Club closures will kill Saint-Tropez

Petition launched to save bars of the rich and famous from demolition

SAINT-TROPEZ beach clubs, which for decades have welcomed film, sports and pop stars and the "famous for being famous," have launched a petition against their demolition under coastline planning laws.

The president of the Pampelonne beach club owners' association, Carol Balligand, said the plans envisage the complete destruction of all the beach facility buildings.

"If nothing is done about it, it means the death of Pampelonne as we know and love it," she said.

Replacement clubs would have no sea view and be smaller, with fewer sun loungers, she said. What is more, some plots could be allocated to big hotel groups, not existing club owners. "It's the whole spirit of Pampelonne, which has grown up over nearly 60 years, that will disappear," she said.

The club owners' association has launched a petition online and on the beach and says it has collected thousands of names. They have also threatened to strike if the plans are confirmed.

The clubs have an annual turnover of e40 million a year and employ some 600 people.

The plans are out to public consultation and would need a final OK from the state, though the mairie has already agreed them in principle.

The mairie of Ramatuelle has drawn up new strict regulations for the 4.5km sandy beach at Pampelonne, which has been fashionable since Et Dieu Créa la Femme was filmed there with Brigitte Bardot in 1955.

One famous venue, Club 55, started as a beach hut serving food to the crew and now entertains diners like King Abdullah of Jordan or King Carl Gustaf of Sweden. Leonardo DiCaprio, Bruce Willis, Paris Hilton, Penélope Cruz, Kate Moss and Bono are among other celebrities spotted on the beach in recent years, while Pamela Anderson married Kid Rock in a yacht off the shore.

The plans mean the clubs could be demolished in 2012 and rebuilt further from the sea in light construction without difficult-to-remove material such as concrete and behind a "dune" constructed along the beach. Any in front of the dune would have to be taken down each autumn, the draft plans say. The number of clubs, currently 27, would also be limited to 23.

Mayor Roland Bruno says new rules are needed to find a happy medium between the preservation of nature and tourism, the clubs having proliferated in what is now officially classed as a "remarkable natural area".

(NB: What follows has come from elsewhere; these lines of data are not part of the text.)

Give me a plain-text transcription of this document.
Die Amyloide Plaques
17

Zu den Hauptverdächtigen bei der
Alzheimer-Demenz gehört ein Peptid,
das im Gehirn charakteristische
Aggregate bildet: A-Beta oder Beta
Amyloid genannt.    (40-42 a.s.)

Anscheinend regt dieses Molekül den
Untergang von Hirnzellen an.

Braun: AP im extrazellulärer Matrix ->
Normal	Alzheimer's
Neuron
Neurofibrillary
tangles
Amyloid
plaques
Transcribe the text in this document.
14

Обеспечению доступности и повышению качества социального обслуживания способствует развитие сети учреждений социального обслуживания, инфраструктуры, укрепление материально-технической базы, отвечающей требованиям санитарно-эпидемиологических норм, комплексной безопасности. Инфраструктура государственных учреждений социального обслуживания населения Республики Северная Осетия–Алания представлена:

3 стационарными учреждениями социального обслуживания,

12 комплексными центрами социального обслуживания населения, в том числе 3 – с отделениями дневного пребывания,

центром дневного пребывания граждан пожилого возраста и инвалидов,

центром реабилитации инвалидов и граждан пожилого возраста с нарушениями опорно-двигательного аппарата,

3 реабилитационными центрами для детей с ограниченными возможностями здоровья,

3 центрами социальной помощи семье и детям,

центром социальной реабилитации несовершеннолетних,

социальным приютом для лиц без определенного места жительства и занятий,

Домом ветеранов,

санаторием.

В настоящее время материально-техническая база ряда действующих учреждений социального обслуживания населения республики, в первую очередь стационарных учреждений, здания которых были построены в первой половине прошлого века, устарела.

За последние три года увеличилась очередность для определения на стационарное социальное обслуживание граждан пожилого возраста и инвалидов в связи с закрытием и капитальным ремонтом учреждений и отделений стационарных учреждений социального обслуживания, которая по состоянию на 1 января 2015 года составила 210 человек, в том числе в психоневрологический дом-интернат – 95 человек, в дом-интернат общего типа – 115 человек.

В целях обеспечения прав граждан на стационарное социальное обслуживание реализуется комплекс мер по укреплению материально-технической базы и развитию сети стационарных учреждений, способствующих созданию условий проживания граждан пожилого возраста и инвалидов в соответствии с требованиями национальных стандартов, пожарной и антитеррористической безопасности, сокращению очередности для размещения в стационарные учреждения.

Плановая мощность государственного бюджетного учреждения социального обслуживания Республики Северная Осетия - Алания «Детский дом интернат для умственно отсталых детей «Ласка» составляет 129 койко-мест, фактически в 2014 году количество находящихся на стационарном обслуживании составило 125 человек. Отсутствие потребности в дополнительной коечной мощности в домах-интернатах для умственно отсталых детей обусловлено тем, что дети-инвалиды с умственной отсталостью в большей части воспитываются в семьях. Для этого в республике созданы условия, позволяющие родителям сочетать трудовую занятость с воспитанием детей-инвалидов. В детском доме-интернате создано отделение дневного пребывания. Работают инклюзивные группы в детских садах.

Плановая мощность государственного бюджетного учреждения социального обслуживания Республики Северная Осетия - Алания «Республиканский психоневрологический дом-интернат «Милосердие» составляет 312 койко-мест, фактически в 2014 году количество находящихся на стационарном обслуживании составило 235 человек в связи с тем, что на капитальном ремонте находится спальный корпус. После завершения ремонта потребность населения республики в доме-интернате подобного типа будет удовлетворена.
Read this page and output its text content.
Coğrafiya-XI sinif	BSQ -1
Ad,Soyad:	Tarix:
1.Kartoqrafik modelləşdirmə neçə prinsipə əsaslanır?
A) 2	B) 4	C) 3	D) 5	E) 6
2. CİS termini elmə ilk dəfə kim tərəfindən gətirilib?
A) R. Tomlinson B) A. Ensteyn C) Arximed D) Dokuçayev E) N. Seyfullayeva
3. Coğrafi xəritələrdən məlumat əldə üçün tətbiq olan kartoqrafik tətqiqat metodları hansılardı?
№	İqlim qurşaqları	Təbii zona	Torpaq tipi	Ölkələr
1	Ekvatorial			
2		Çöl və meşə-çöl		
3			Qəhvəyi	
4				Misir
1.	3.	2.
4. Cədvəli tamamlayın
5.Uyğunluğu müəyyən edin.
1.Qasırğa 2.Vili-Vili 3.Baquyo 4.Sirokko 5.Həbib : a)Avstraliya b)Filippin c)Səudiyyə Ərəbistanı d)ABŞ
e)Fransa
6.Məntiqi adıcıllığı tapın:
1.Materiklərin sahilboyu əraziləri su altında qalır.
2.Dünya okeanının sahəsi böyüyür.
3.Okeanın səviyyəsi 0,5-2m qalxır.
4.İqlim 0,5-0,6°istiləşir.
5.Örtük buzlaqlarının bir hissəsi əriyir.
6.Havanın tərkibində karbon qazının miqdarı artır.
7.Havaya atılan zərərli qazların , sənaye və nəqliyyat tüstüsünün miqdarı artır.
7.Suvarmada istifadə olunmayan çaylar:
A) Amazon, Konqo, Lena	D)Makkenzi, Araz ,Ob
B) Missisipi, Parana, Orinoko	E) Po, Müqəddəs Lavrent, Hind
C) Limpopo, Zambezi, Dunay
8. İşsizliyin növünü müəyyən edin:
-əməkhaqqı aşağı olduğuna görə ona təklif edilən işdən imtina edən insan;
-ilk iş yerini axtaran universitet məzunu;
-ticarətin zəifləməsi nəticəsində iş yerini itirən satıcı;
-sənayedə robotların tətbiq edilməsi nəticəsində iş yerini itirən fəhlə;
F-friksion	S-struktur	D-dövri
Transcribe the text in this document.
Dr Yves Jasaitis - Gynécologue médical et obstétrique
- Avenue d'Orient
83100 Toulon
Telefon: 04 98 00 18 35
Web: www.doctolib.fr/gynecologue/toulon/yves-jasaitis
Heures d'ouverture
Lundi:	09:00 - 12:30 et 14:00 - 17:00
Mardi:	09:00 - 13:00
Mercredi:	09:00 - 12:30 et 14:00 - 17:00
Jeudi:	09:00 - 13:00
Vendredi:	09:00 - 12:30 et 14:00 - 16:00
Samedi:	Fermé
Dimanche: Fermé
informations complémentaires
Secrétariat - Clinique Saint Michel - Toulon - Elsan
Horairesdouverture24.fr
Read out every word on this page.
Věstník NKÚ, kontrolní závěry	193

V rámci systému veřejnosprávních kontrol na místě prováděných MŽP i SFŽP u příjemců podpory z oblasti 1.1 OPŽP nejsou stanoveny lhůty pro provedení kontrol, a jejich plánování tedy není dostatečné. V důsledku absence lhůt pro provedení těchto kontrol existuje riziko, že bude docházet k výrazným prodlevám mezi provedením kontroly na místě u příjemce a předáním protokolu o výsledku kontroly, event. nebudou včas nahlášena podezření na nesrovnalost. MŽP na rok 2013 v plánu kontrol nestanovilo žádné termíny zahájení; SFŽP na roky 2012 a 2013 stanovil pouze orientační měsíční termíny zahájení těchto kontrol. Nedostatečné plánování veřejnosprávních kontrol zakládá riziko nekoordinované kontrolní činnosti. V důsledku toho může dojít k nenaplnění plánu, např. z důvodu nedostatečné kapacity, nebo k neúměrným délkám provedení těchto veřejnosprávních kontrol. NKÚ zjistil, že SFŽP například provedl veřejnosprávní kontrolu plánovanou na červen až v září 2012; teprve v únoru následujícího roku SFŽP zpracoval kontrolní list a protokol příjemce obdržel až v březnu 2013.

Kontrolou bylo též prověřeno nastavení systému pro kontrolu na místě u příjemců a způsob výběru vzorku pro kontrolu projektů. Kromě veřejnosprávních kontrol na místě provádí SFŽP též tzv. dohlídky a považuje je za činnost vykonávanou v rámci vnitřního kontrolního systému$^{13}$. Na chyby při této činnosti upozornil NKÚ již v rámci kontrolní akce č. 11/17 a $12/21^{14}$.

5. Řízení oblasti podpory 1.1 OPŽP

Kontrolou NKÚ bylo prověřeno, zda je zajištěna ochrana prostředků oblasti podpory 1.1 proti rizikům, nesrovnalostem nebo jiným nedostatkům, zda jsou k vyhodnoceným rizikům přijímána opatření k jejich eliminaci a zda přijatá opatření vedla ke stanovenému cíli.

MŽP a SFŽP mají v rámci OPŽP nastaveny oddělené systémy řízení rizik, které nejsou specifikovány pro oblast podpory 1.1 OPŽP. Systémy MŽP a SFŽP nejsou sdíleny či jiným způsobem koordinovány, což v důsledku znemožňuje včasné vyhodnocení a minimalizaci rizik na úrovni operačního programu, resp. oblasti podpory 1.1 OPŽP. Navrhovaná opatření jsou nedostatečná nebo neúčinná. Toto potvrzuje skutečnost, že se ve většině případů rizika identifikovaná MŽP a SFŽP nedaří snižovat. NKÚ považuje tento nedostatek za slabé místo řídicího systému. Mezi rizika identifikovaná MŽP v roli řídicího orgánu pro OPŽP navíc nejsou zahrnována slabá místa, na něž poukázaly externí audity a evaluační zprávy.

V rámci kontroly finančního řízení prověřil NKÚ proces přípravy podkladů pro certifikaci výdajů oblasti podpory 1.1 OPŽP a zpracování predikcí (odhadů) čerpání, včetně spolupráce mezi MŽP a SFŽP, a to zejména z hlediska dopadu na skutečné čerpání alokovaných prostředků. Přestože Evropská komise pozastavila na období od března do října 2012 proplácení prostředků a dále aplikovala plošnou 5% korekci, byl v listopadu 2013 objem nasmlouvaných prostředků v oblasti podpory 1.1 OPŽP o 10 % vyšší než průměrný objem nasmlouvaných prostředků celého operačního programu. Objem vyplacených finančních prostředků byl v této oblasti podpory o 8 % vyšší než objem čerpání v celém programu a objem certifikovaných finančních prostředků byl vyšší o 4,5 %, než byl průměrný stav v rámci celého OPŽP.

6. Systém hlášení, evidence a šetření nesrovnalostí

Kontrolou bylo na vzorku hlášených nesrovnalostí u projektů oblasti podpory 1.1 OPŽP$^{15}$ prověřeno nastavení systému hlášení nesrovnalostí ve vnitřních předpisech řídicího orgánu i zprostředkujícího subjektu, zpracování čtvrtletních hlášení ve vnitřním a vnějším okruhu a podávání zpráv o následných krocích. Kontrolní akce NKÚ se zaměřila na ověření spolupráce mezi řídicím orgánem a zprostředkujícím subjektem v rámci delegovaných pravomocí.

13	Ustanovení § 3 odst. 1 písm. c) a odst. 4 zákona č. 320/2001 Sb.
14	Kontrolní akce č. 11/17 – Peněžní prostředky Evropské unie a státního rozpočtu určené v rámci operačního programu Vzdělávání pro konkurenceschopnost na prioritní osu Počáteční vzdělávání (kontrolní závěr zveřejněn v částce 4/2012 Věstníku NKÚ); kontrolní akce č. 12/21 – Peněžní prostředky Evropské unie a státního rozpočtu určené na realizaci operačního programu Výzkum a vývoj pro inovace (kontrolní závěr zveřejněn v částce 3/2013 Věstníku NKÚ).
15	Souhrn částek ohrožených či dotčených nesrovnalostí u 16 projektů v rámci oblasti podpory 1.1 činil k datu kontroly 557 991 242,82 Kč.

Gulf of Saint-Tropez tourism director Emmanuel Bertrand said some of the clubs break Loi Littoral rules on allowing a sufficient strip of public space by the sea, some are too solidly constructed for a protected natural area and overall they cover too much of the beach.

"It is either a compromise or the state will demand the beach is stripped of clubs completely," he said. Mr Bertrand added the "dune" would be a reconstruction of an existing feature and only around a metre high.